Abqaiq was struck 18 times while nearby Khurais was hit four times in a raid that triggered multiple explosions and towering flames that took hours to extinguish, Aramco officials said.

"Many critical areas of the (Abqaiq) plant were hit," an Aramco official said, pointing out the strikes had a high degree of precision.

A towering stabilisation column, normally silver, had been charred black with a gaping hole blown in the shaft's base.

A separator plant also appeared ravaged in the raids and was surrounded by scaffolding and white-helmeted workers.

"There are 112 shift workers here in normal times. Now 6,000 workers are involved in restoration work," said Aramco official Khaled al-Ghamdi, pointing at damaged infrastructure.

Aramco said it was shipping technical equipment from the US and Europe to speed up repairs.

'Coming back stronger'

Aramco flew dozens of international journalists to the two sites to show it was speeding up repairs, giving rare access to the nerve centre of the world's largest oil producer as it seeks to shore up investor confidence ahead of a planned initial public offering (IPO).

"We will have production at the same level as before the strike by the end of this month -- we are coming back stronger," asserted Fahad al-Abdulkareem, an Aramco general manager, during the visit to Khurais.

Badly warped thick metal piping -- peppered with shrapnel during the aerial strikes -- lay strewn around the area of the Khurais attack.

But Abdulkareem said that 30 percent of the Khurais plant was operational within 24 hours of the initial strikes.

Industry analyst Alex Schindelar, president of the Energy Intelligence group, said that restoring sustainable production capacity to 11 million barrels per day by the end of the month is an "ambitious target, given the amount of repairs required".

Tehran has denied responsibility for the attacks against the heart of Saudi Arabia's all-important oil industry, raising the spectre of "all-out war" in the event of retaliatory measures by Washington or Riyadh.

The rhetoric has raised the risk of an unpredictable escalation in a tinderbox region where Saudi Arabia and Iran are locked in a decades-old struggle for dominance.

Chinese President Xi Jinping condemned the attacks but called for restraint during a phone call with Saudi Arabia's King Salman on Friday.

US Secretary of State Mike Pompeo said Thursday there was "enormous consensus in the region" that Iran executed the attacks, despite its denials and the Yemeni rebels' claims.

The Huthi rebels announced late Friday "the halt of all attacks against the territory of Saudi Arabia" as a peace initiative to end the country's devastating conflict. There was no immediate reaction from Saudi authorities.

Fresh US sanctions

Huthi rebels have previously hit dozens of targets in Saudi Arabia, and their advancing arsenal has exposed the kingdom's vulnerability despite vast military spending.
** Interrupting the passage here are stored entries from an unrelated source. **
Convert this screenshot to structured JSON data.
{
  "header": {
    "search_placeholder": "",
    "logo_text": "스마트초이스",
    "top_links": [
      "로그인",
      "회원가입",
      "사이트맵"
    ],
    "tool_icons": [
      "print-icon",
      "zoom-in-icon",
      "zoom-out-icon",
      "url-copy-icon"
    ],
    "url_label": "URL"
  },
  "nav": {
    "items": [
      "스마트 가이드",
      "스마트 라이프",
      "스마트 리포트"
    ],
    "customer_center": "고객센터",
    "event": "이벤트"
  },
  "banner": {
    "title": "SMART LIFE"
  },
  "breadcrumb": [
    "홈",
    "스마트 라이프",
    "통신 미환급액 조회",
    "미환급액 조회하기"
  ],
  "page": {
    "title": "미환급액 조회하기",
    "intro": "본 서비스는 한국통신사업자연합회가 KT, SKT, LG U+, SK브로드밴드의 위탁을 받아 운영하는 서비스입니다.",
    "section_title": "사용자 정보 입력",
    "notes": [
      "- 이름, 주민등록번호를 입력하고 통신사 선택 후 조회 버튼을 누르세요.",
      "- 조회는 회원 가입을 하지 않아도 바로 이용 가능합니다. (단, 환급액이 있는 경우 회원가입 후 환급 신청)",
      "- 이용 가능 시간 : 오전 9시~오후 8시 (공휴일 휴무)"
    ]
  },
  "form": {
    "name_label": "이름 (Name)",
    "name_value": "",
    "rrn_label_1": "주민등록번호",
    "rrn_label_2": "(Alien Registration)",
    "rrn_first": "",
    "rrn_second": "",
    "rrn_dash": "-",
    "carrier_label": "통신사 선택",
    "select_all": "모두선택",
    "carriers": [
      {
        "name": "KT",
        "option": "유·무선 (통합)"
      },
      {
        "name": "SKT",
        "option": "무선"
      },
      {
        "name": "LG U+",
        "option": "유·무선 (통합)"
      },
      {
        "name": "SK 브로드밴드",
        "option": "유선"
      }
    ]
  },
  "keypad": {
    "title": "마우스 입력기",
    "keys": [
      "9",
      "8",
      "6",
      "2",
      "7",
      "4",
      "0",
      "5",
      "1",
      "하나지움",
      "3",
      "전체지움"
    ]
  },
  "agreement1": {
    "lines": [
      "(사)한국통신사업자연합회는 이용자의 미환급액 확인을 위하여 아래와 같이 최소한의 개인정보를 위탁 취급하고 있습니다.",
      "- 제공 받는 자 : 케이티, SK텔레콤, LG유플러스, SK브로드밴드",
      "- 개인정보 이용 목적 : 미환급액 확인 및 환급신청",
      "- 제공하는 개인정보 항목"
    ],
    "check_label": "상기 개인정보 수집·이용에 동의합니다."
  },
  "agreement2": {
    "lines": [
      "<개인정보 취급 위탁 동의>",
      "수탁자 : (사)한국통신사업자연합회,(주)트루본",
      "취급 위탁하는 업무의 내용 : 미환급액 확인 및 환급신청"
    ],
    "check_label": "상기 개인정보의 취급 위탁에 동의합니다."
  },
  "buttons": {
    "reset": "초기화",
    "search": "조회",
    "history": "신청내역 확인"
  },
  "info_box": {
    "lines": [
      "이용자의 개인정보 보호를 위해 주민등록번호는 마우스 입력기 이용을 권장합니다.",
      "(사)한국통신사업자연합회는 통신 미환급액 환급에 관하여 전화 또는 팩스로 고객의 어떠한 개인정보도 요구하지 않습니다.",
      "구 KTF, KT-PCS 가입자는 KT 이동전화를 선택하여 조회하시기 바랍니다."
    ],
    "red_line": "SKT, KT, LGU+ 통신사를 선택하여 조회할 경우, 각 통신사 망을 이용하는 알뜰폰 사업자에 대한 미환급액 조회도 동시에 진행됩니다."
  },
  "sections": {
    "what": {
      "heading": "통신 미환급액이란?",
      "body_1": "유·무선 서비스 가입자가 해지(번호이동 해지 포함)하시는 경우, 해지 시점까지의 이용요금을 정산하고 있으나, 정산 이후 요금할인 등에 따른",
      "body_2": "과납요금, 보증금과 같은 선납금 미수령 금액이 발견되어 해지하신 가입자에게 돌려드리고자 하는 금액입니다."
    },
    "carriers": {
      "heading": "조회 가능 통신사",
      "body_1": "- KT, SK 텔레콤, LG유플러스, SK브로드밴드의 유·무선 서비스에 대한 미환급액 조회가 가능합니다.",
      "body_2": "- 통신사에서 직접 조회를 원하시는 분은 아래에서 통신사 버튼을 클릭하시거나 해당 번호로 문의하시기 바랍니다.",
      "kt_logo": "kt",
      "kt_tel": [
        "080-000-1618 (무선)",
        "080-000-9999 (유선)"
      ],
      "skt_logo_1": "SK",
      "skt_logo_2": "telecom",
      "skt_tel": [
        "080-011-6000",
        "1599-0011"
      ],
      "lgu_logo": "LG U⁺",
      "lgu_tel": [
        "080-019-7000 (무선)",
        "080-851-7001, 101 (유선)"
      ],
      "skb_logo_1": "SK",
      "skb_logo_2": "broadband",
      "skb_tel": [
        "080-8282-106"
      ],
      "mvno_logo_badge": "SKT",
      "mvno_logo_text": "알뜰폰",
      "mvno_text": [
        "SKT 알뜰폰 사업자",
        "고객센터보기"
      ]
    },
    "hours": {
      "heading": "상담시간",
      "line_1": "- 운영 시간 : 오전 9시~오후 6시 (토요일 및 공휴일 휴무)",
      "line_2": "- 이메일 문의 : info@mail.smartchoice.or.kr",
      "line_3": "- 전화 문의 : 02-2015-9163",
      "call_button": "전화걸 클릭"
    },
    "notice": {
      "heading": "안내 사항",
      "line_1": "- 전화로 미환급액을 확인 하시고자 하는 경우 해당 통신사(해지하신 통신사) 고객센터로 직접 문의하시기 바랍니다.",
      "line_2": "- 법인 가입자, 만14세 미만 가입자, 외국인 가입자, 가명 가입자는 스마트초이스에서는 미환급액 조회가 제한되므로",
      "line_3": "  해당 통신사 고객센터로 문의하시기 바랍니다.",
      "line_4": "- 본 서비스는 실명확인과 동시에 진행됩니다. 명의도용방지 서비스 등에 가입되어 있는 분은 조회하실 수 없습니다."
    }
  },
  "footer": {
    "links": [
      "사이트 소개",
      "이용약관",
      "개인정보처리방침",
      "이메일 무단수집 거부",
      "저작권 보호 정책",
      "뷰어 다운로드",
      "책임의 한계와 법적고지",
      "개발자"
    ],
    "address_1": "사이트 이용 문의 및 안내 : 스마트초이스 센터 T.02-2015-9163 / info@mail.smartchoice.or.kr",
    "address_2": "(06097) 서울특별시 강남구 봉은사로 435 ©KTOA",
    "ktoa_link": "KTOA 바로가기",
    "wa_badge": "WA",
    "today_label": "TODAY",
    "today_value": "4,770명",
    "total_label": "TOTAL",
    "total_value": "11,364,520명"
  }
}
US, French and Saudi officials have disputed the Huthi claims, insisting they do not have the capability to mount such an advanced, coordinated strike.

Trump earlier this week vowed substantial new sanctions against Iran in response to the attacks and told reporters Friday they would target the country's central bank.

The US Treasury Department said these latest sanctions were linked to "terrorism", alleging Iran's central bank had provided "billions of dollars" to two forces blacklisted by Washington.

"Treasury's action targets a crucial funding mechanism that the Iranian regime uses to support its terrorist network, including the Qods Force, Hezbollah and other militants that spread terror and destabilize the region," said Treasury Secretary Steven Mnuchin in a statement.

The Qods Force conducts international operations for Iran's elite Revolutionary Guards, while Hezbollah is a powerful Shiite movement in Lebanon.

The Saudi defence ministry, which has said the attack was "unquestionably sponsored by Iran", this week unveiled what it said were fragments of 25 drones and cruise missiles fired at the two oil hubs.